James Gross e la teoria della regolazione emotiva

James Gross, professore di psicologia all'Università di Stanford noto per i suoi lavori sulla regolazione emotiva, ha mostrato come le persone possano modificare consapevolmente le proprie emozioni per adattarsi meglio alle diverse circostanze della vita. Questo processo può essere automatico o controllato, conscio o inconscio.

Gross distingue tra due strategie principali di regolazione, quella centrata sulla risposta e quella centrata sul contesto.

La regolazione centrata sul contesto avviene prima che l'emozione sia completamente generata. Include strategie come la selezione della situazione (evitare situazioni che potrebbero generare emozioni negative), la modifica della situazione (cambiare qualche aspetto della situazione per alterare il suo impatto emotivo), la distribuzione dell'attenzione (concentrarsi su aspetti non emotivi di una situazione) e il cambiamento cognitivo (ridimensionare il significato di una situazione per alterare la sua valenza emotiva).

La regolazione centrata sulla risposta avviene dopo che l'emozione è stata innescata e si concentra sul modificare l'esperienza o l'espressione emotiva attraverso metodi come la soppressione (tentativo di inibire l'espressione esterna dell'emozione) o l'amplificazione (accentuare l'espressione emotiva).

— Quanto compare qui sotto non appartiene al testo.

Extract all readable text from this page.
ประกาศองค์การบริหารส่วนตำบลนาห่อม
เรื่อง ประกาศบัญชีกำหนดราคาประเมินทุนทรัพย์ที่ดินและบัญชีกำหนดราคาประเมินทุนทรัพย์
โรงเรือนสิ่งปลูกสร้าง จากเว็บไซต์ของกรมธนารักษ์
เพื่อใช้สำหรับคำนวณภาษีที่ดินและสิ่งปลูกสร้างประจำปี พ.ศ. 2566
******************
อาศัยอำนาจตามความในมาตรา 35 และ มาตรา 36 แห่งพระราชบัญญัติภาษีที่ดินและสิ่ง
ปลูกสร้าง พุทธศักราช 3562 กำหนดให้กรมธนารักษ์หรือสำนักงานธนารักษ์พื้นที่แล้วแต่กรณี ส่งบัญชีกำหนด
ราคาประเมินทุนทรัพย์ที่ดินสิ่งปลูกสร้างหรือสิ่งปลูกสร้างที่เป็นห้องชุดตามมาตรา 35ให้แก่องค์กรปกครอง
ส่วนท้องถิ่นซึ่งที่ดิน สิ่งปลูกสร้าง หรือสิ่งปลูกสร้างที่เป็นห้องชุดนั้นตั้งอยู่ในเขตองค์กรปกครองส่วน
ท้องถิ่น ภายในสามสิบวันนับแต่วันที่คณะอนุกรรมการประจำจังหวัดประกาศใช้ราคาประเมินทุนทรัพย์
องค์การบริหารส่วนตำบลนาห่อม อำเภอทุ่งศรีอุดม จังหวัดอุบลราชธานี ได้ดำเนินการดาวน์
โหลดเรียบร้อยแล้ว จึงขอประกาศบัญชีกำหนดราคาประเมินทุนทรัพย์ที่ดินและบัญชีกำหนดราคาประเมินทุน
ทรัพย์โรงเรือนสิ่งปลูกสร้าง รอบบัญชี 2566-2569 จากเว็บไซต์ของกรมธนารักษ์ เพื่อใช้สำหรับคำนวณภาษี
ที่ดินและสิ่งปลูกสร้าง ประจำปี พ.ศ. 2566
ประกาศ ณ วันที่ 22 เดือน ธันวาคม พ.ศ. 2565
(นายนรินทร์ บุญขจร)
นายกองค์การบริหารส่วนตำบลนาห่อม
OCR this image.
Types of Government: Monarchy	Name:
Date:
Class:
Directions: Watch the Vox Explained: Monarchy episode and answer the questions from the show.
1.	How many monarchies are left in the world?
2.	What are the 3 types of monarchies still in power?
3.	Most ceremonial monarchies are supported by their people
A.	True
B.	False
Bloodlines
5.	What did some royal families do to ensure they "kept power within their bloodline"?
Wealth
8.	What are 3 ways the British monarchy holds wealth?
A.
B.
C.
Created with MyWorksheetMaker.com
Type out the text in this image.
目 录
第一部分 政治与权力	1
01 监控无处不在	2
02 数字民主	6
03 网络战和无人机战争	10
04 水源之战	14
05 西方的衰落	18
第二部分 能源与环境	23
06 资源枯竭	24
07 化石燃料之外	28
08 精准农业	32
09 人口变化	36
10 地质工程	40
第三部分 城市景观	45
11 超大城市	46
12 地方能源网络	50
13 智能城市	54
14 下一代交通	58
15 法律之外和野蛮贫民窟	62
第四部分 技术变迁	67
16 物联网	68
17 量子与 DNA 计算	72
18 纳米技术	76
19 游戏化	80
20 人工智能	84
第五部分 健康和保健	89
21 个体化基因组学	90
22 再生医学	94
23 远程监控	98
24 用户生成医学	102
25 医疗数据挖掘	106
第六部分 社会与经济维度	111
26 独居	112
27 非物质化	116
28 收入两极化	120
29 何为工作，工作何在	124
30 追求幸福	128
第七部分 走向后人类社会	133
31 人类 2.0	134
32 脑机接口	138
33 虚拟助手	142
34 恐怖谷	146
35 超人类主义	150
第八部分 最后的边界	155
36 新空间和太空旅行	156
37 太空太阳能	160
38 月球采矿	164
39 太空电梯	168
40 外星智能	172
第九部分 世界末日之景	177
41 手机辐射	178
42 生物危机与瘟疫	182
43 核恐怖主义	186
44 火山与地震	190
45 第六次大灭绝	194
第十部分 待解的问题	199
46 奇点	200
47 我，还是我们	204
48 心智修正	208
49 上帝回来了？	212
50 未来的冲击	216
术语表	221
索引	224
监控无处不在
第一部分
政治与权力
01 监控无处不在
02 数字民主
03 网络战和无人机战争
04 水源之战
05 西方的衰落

La teoria di Gross ha profonde implicazioni pratiche, soprattutto nel campo della psicoterapia e del counseling. Per esempio, aiutare le persone a riconoscere e modificare i propri schemi di pensiero può essere un potente strumento per gestire le emozioni in modo più efficace. La capacità di regolare le emozioni è anche collegata a migliori risultati in vari ambiti della vita, come le relazioni interpersonali, la performance lavorativa e la salute generale.

La gestione delle emozioni nelle pratiche olistiche

Le teorie olistiche sostengono che per gestire efficacemente le emozioni sia imprescindibile considerare l’individuo nella sua interezza, come sistema complesso di fattori fisici, mentali, emotivi, spirituali, etc.

Le emozioni, prima ancora che al cervello, sono legate al nostro corpo. La cosiddetta intelligenza somatica, o la capacità di percepire e interpretare le sensazioni corporee legate alle emozioni, è un campo di crescente interesse. Ciò che chiamiamo "emozioni" sono interpretazioni di movimenti spontanei di varie parti del corpo, che rappresentano gli impulsi del protendersi verso l'ambiente circostante, o del ritrarsene.

Per sopravvivere, l'organismo deve essere sensibile al proprio ambiente, di cui deve sapere selezionare gli stimoli. Come rispondiamo a questi stimoli determina quello che proviamo. Se lo stimolo suscita nel corpo un movimento di espansione, proviamo piacere. Se provoca una contrazione, proviamo paura o dolore.

La mente cosciente o semi-cosciente può indirizzare o persino bloccare la manifestazione di un impulso, contraendo i muscoli necessari a provocarla e impedendone così l'azione. L'impulso bloccato, in questo modo, non può originare un sentimento, ossia l’esperienza soggettiva che emerge processando cognitivamente le emozioni.

Quando un impulso è trattenuto intenzionalmente, il risultato è un'acuta contrazione muscolare. Quando la tensione diventa cronica, i muscoli si irrigidiscono e il blocco dell'impulso diventa inconscio.

Il muscolo rigido, teso, rende impossibile il movimento spontaneo, e si perde contatto con ciò che si prova, perfino della propria azione frentante, che diventa un agito. Questa rigidità muscolare ha anche l'effetto di limitare o condizionare la respirazione, un altro strumento importantissimo per sapere come stiamo.

Per esempio, se proviamo paura, le nostre spalle istintivamente si contraggono verso le orecchie e il collo si ritrae per proteggere la gola, parte del corpo vitale per la sopravvivenza. Se l'emozione viene replicata regolarmente per un lungo periodo o se non viene adeguatamente elaborata, la contrazione può diventare permanente e causare dolore e riduzione della mobilità.

La paura spesso causa anche una respirazione superficiale o toracica, che non consente un rilassamento completo dei muscoli del collo e delle spalle.

Lavorando sul respiro possiamo invertire questa catena di eventi e riscoprire le emozioni bloccate sotto la rigidità del nostro corpo.

Attraverso pratiche come lo yoga - asana, pranayama, meditazione etc. - possiamo imparare a regolare meglio le nostre emozioni.

Integrare pratiche olistiche nella gestione delle emozioni può portare a una comprensione più profonda di noi stessi e di qual è il nostro posto nel mondo. Riconoscere attivamente il legame intrinseco tra mente e corpo, e non dimenticarlo, può aiutarci a vivere una vita più piena e consapevole, in cui diversi aspetti del nostro essere lavorano insieme per navigare la complessità del nostro mondo emotivo, invece di restare inascoltati o in conflitto.